The first step is to run the shortestPath action for all pairs of city nodes that are in totality. The outWeights output table contains travel times between each pair and can be used as input for the community action. We use inverted travel times as edge weights for community detection so that close nodes have a stronger connection than far nodes. The community action will then produce communities where each node in a community is close to the other nodes in that community, effectively giving us regions of cities throughout the band of totality. By tuning the resolution parameter of the community action, we can affect how large or small these regions are depending on the level of granularity we are interested in. The code for these steps is shown in Figure 6.
Once we have cities partitioned into communities, we can look at the routes to the node in each community that maximizes the eclipse duration, breaking any ties by using the shortest travel time. Table 2 shows the summary of the routes to each community. We can also use utilities in the GeoPandas package to calculate the convex hull of the nodes in each community and then plot the paths to each representative node of the community, as shown in Figure 7.

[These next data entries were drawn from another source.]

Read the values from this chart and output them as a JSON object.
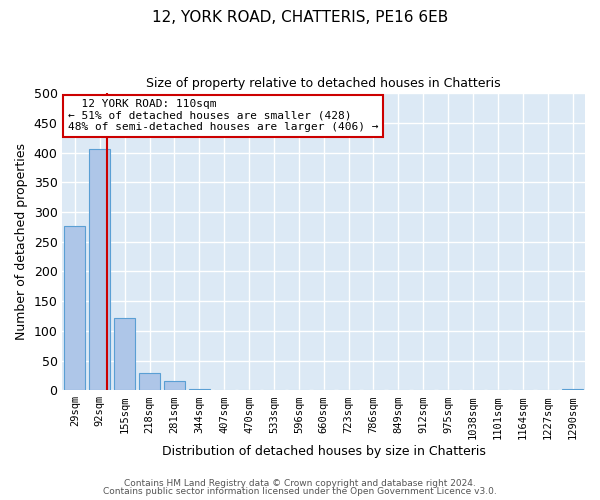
{
  "title": "12, YORK ROAD, CHATTERIS, PE16 6EB",
  "subtitle": "Size of property relative to detached houses in Chatteris",
  "xlabel": "Distribution of detached houses by size in Chatteris",
  "ylabel": "Number of detached properties",
  "bar_labels": [
    "29sqm",
    "92sqm",
    "155sqm",
    "218sqm",
    "281sqm",
    "344sqm",
    "407sqm",
    "470sqm",
    "533sqm",
    "596sqm",
    "660sqm",
    "723sqm",
    "786sqm",
    "849sqm",
    "912sqm",
    "975sqm",
    "1038sqm",
    "1101sqm",
    "1164sqm",
    "1227sqm",
    "1290sqm"
  ],
  "bar_values": [
    277,
    406,
    122,
    29,
    15,
    3,
    0,
    0,
    0,
    0,
    0,
    0,
    0,
    0,
    0,
    0,
    0,
    0,
    0,
    0,
    2
  ],
  "bar_color": "#aec6e8",
  "bar_edge_color": "#5a9fd4",
  "marker_label": "12 YORK ROAD: 110sqm",
  "annotation_line1": "← 51% of detached houses are smaller (428)",
  "annotation_line2": "48% of semi-detached houses are larger (406) →",
  "annotation_box_color": "#ffffff",
  "annotation_box_edge_color": "#cc0000",
  "vline_color": "#cc0000",
  "vline_x": 1.28,
  "ylim": [
    0,
    500
  ],
  "yticks": [
    0,
    50,
    100,
    150,
    200,
    250,
    300,
    350,
    400,
    450,
    500
  ],
  "background_color": "#ffffff",
  "plot_background_color": "#dce9f5",
  "grid_color": "#ffffff",
  "footer_line1": "Contains HM Land Registry data © Crown copyright and database right 2024.",
  "footer_line2": "Contains public sector information licensed under the Open Government Licence v3.0."
}
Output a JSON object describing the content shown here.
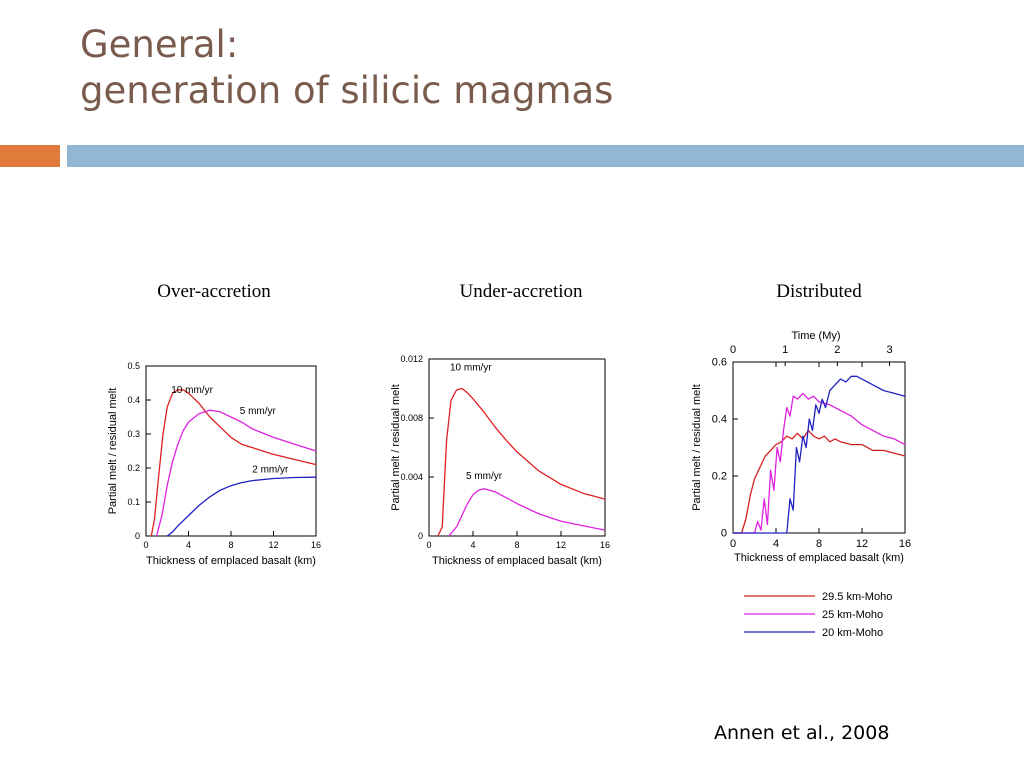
{
  "slide": {
    "title_line1": "General:",
    "title_line2": "generation of silicic magmas",
    "citation": "Annen et al., 2008",
    "title_color": "#7a5c4e",
    "accent_orange": "#e07b3c",
    "accent_blue": "#93b6d4"
  },
  "chart_data": [
    {
      "type": "line",
      "title": "Over-accretion",
      "xlabel": "Thickness of emplaced basalt (km)",
      "ylabel": "Partial melt / residual melt",
      "xlim": [
        0,
        16
      ],
      "ylim": [
        0,
        0.5
      ],
      "xticks": [
        "0",
        "4",
        "8",
        "12",
        "16"
      ],
      "yticks": [
        "0",
        "0.1",
        "0.2",
        "0.3",
        "0.4",
        "0.5"
      ],
      "series": [
        {
          "name": "10 mm/yr",
          "color": "#e02020",
          "x": [
            0.5,
            0.8,
            1.2,
            1.6,
            2.0,
            2.5,
            3.0,
            3.5,
            4.0,
            5.0,
            6.0,
            7.0,
            8.0,
            9.0,
            10.0,
            12.0,
            14.0,
            16.0
          ],
          "y": [
            0,
            0.05,
            0.18,
            0.3,
            0.38,
            0.42,
            0.43,
            0.43,
            0.42,
            0.39,
            0.35,
            0.32,
            0.29,
            0.27,
            0.26,
            0.24,
            0.225,
            0.21
          ]
        },
        {
          "name": "5 mm/yr",
          "color": "#e020e0",
          "x": [
            1.0,
            1.5,
            2.0,
            2.5,
            3.0,
            3.5,
            4.0,
            5.0,
            6.0,
            7.0,
            8.0,
            9.0,
            10.0,
            12.0,
            14.0,
            16.0
          ],
          "y": [
            0,
            0.06,
            0.15,
            0.22,
            0.27,
            0.31,
            0.335,
            0.36,
            0.37,
            0.365,
            0.35,
            0.335,
            0.315,
            0.29,
            0.27,
            0.25
          ]
        },
        {
          "name": "2 mm/yr",
          "color": "#2020c0",
          "x": [
            2.0,
            2.5,
            3.0,
            4.0,
            5.0,
            6.0,
            7.0,
            8.0,
            9.0,
            10.0,
            12.0,
            14.0,
            16.0
          ],
          "y": [
            0,
            0.012,
            0.03,
            0.06,
            0.09,
            0.115,
            0.135,
            0.148,
            0.157,
            0.163,
            0.169,
            0.172,
            0.173
          ]
        }
      ],
      "annotations": [
        "10 mm/yr",
        "5 mm/yr",
        "2 mm/yr"
      ]
    },
    {
      "type": "line",
      "title": "Under-accretion",
      "xlabel": "Thickness of emplaced basalt (km)",
      "ylabel": "Partial melt / residual melt",
      "xlim": [
        0,
        16
      ],
      "ylim": [
        0,
        0.012
      ],
      "xticks": [
        "0",
        "4",
        "8",
        "12",
        "16"
      ],
      "yticks": [
        "0",
        "0.004",
        "0.008",
        "0.012"
      ],
      "series": [
        {
          "name": "10 mm/yr",
          "color": "#e02020",
          "x": [
            0.8,
            1.2,
            1.6,
            2.0,
            2.5,
            3.0,
            3.5,
            4.0,
            5.0,
            6.0,
            7.0,
            8.0,
            10.0,
            12.0,
            14.0,
            16.0
          ],
          "y": [
            0,
            0.0006,
            0.0065,
            0.0092,
            0.0099,
            0.01,
            0.0097,
            0.0093,
            0.0084,
            0.0074,
            0.0065,
            0.0057,
            0.0044,
            0.0035,
            0.0029,
            0.0025
          ]
        },
        {
          "name": "5 mm/yr",
          "color": "#e020e0",
          "x": [
            1.8,
            2.5,
            3.0,
            3.5,
            4.0,
            4.5,
            5.0,
            5.5,
            6.0,
            7.0,
            8.0,
            10.0,
            12.0,
            14.0,
            16.0
          ],
          "y": [
            0,
            0.0006,
            0.0014,
            0.0022,
            0.0028,
            0.0031,
            0.0032,
            0.0031,
            0.003,
            0.0026,
            0.0022,
            0.0015,
            0.001,
            0.0007,
            0.0004
          ]
        }
      ],
      "annotations": [
        "10 mm/yr",
        "5 mm/yr"
      ]
    },
    {
      "type": "line",
      "title": "Distributed",
      "xlabel": "Thickness of emplaced basalt (km)",
      "ylabel": "Partial melt / residual melt",
      "secondary_xlabel": "Time (My)",
      "xlim": [
        0,
        16
      ],
      "ylim": [
        0,
        0.6
      ],
      "xticks": [
        "0",
        "4",
        "8",
        "12",
        "16"
      ],
      "yticks": [
        "0",
        "0.2",
        "0.4",
        "0.6"
      ],
      "secondary_xticks": [
        "0",
        "1",
        "2",
        "3"
      ],
      "legend_position": "bottom",
      "series": [
        {
          "name": "29.5 km-Moho",
          "color": "#d02020",
          "x": [
            0,
            0.8,
            1.2,
            1.6,
            2.0,
            2.5,
            3.0,
            3.5,
            4.0,
            4.5,
            5.0,
            5.5,
            6.0,
            6.5,
            7.0,
            7.5,
            8.0,
            8.5,
            9.0,
            9.5,
            10.0,
            11.0,
            12.0,
            13.0,
            14.0,
            15.0,
            16.0
          ],
          "y": [
            0,
            0,
            0.05,
            0.13,
            0.19,
            0.23,
            0.27,
            0.29,
            0.31,
            0.32,
            0.34,
            0.33,
            0.35,
            0.33,
            0.36,
            0.34,
            0.33,
            0.34,
            0.32,
            0.33,
            0.32,
            0.31,
            0.31,
            0.29,
            0.29,
            0.28,
            0.27
          ]
        },
        {
          "name": "25 km-Moho",
          "color": "#e020e0",
          "x": [
            0,
            2.0,
            2.3,
            2.6,
            2.9,
            3.2,
            3.5,
            3.8,
            4.1,
            4.4,
            4.7,
            5.0,
            5.3,
            5.6,
            6.0,
            6.5,
            7.0,
            7.5,
            8.0,
            9.0,
            10.0,
            11.0,
            12.0,
            13.0,
            14.0,
            15.0,
            16.0
          ],
          "y": [
            0,
            0,
            0.04,
            0.01,
            0.12,
            0.03,
            0.22,
            0.15,
            0.3,
            0.25,
            0.36,
            0.44,
            0.41,
            0.48,
            0.47,
            0.49,
            0.47,
            0.48,
            0.46,
            0.45,
            0.43,
            0.41,
            0.38,
            0.36,
            0.34,
            0.33,
            0.31
          ]
        },
        {
          "name": "20 km-Moho",
          "color": "#2020c0",
          "x": [
            0,
            5.0,
            5.3,
            5.6,
            5.9,
            6.2,
            6.5,
            6.8,
            7.1,
            7.4,
            7.7,
            8.0,
            8.3,
            8.6,
            9.0,
            9.5,
            10.0,
            10.5,
            11.0,
            11.5,
            12.0,
            13.0,
            14.0,
            15.0,
            16.0
          ],
          "y": [
            0,
            0,
            0.12,
            0.08,
            0.3,
            0.25,
            0.34,
            0.3,
            0.4,
            0.36,
            0.45,
            0.42,
            0.47,
            0.44,
            0.5,
            0.52,
            0.54,
            0.53,
            0.55,
            0.55,
            0.54,
            0.52,
            0.5,
            0.49,
            0.48
          ]
        }
      ]
    }
  ]
}
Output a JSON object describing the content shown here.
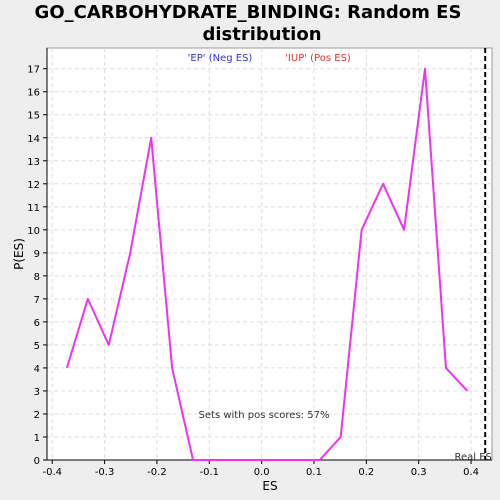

Location | Travel Time (hrs) | Total Eclipse Duration (s) |
Hewitt, TX | 18.79 | 240 |
Cumby, TX | 16.60 | 240 |
Newhope, AR | 15.50 | 240 |
Springfield, AR | 13.58 | 240 |
Powhatan, AR | 12.74 | 240 |
Wayne City, IL | 10.82 | 240 |
Grayville, IL | 10.40 | 240 |
New Lisbon, IN | 8.86 | 240 |
West Mansfield, OH | 8.05 | 210 |
Caledonia, OH | 8.20 | 210 |
Erie, PA | 9.45 | 210 |
McKean, PA | 9.25 | 210 |
Peru, NY | 12.41 | 210 |
Table 2: Centroid locations of each community ordered by longitude
Conclusion
In this post, we looked at using network analytics in the context of routing problems for the 2024 total solar eclipse. We were able to use publicly available data and open source tools, such as OSMnx and GeoPandas, to build and manipulate road networks that were fed into SAS Network Analytics to perform the main network algorithms. These examples show just a small but extremely powerful set of features that are available in the NETWORK procedure and action set.